Esto me hizo pensar que el procurador y sus hombres no tendrían más remedio que
escuchar a Caifás y a los saduceos «a las puertas» del pretorio. (Casi seguro -deduje- muy
cerca de esas escalinatas que acabo de subir.) Y dispuse mi «vara de Moisés» para el que iba a
ser el primer encuentro oficial de Poncio con los miembros del Sanedrín.
En efecto, hacia las ocho y quince minutos de aquella mañana del viernes, 7 de abril, el
obeso procurador apareció en lo alto de la escalera central del «hall» donde yo esperaba. Venía
acompañado de Civilis y de tres o cuatro centuriones más.
Al verme se apresuró a bajar las escalinatas, saludándome con el brazo en alto. Poncio había
cambiado la indumentaria. En esta ocasión, y dada su calidad de representante del César, se
había enfundado en una coraza de metal, corta y «musculada», bellamente trabajada y
brillante como un espejo, al estilo de los mejores blindajes griegos de la época. Bajo la
armadura lucía una túnica corta de seda, de media manga, de color hueso, meticulosamente
planchada y rematada por flecos de oro.

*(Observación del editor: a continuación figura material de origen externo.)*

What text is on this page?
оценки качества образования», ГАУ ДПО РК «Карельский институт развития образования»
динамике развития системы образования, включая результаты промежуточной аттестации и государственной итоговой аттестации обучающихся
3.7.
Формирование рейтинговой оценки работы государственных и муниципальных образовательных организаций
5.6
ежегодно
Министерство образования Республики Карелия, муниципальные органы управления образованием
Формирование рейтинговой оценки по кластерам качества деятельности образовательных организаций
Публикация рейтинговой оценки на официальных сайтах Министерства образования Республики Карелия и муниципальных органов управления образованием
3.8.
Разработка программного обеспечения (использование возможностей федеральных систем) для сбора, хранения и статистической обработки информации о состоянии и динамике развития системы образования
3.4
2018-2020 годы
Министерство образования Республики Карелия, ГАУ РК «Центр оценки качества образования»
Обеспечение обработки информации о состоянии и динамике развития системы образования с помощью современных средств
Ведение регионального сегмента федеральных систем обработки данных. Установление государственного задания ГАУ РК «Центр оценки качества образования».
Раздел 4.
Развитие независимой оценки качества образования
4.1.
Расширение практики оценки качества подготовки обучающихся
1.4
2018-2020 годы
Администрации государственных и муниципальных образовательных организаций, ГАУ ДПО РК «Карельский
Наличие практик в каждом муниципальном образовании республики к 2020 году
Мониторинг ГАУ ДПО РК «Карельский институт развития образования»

El voluminoso vientre del procurador sobresalía por
debajo de la coraza, proporcionándole un perfil muy poco caballeresco.
Alrededor de su cuello y colgando por la espalda traía un manto o sagum de una tonalidad
«burdeos» muy apagada. Pero lo que más me llamó la atención fueron sus piernas: aparecían
totalmente ceñidas con bandas de lino. Aquello me hizo sospechar que el procurador padecía de
varices.
El centurión jefe le había puesto en antecedentes de mis deseos y de ese «presagio» celeste
que había adelantado a Civilis y, sin poder contener su morbosidad, me interrogó, al tiempo
que me invitaba a caminar junto a él hacia la puerta de entrada a su residencia.
Le expliqué como pude que «los astros habían anunciado para esa misma mañana un
funesto augurio y que, por el bien de todos, extremase sus precauciones...».
No hubo tiempo para más. Poncio Pilato y sus oficiales se detuvieron en la «terraza»,
mientras uno de los centuriones descendía las escaleras, en busca, sin duda, de Caifás y de
aquel galileo que había empezado a estropear la apacible jornada del procurador. El viento
despeinó a Poncio, poniendo en dificultades su postizo. Aquello debió acrecentar su ya evidente
malhumor. El hecho de tener que salir a las puertas del pretorio para recibir al sumo sacerdote
y a los miembros del Sanedrín no le había hecho muy feliz...
Al poco vi aparecer por el arco de la muralla al grupo que encabezaba Caifás.
Inmediatamente detrás de éste, Jesús, el legionario romano que le había custodiado durante
toda la noche, Juan Zebedeo y los levitas y criados del Sanedrín.
Al llegar al pie de la escalinata, los saduceos se detuvieron, advirtiendo al procurador que su
religión les impedía dar un solo paso más. Poncio miró a Civilis y con un gesto de disgusto
avanzó hasta situarse en el filo mismo de los peldaños. Una vez allí, y en tono desabrido, les
preguntó:
-¿Cuáles son las acusaciones que tenéis contra este hombre?
Los jueces intercambiaron una mirada y, a una orden de Caifás, uno de los saduceos
respondió:
-Si este hombre no fuera un malhechor no te lo hubiéramos traído...
Poncio guardó silencio. Sujetó su manto y comenzó a descender las escaleras.
Inmediatamente, Civilis y los centuriones se apresuraron a seguirle, rodeándole.
El romano, siempre en silencio, se aproximó a Jesús, observándole con curiosidad El Maestro
permanecía con la cabeza baja y las manos atadas a la espalda. Sus cabellos, revueltos por el
fuerte viento, ocultaban en parte las excoriaciones de su rostro.
1
En su Orden Segundo, la Misná establece que en la noche del 14 del mes de Nisán (vigilia de la fiesta de Pascua)
«debía rebuscarse toda sustancia con levadura (generalmente cereales) a la luz de una vela». (N. del m.)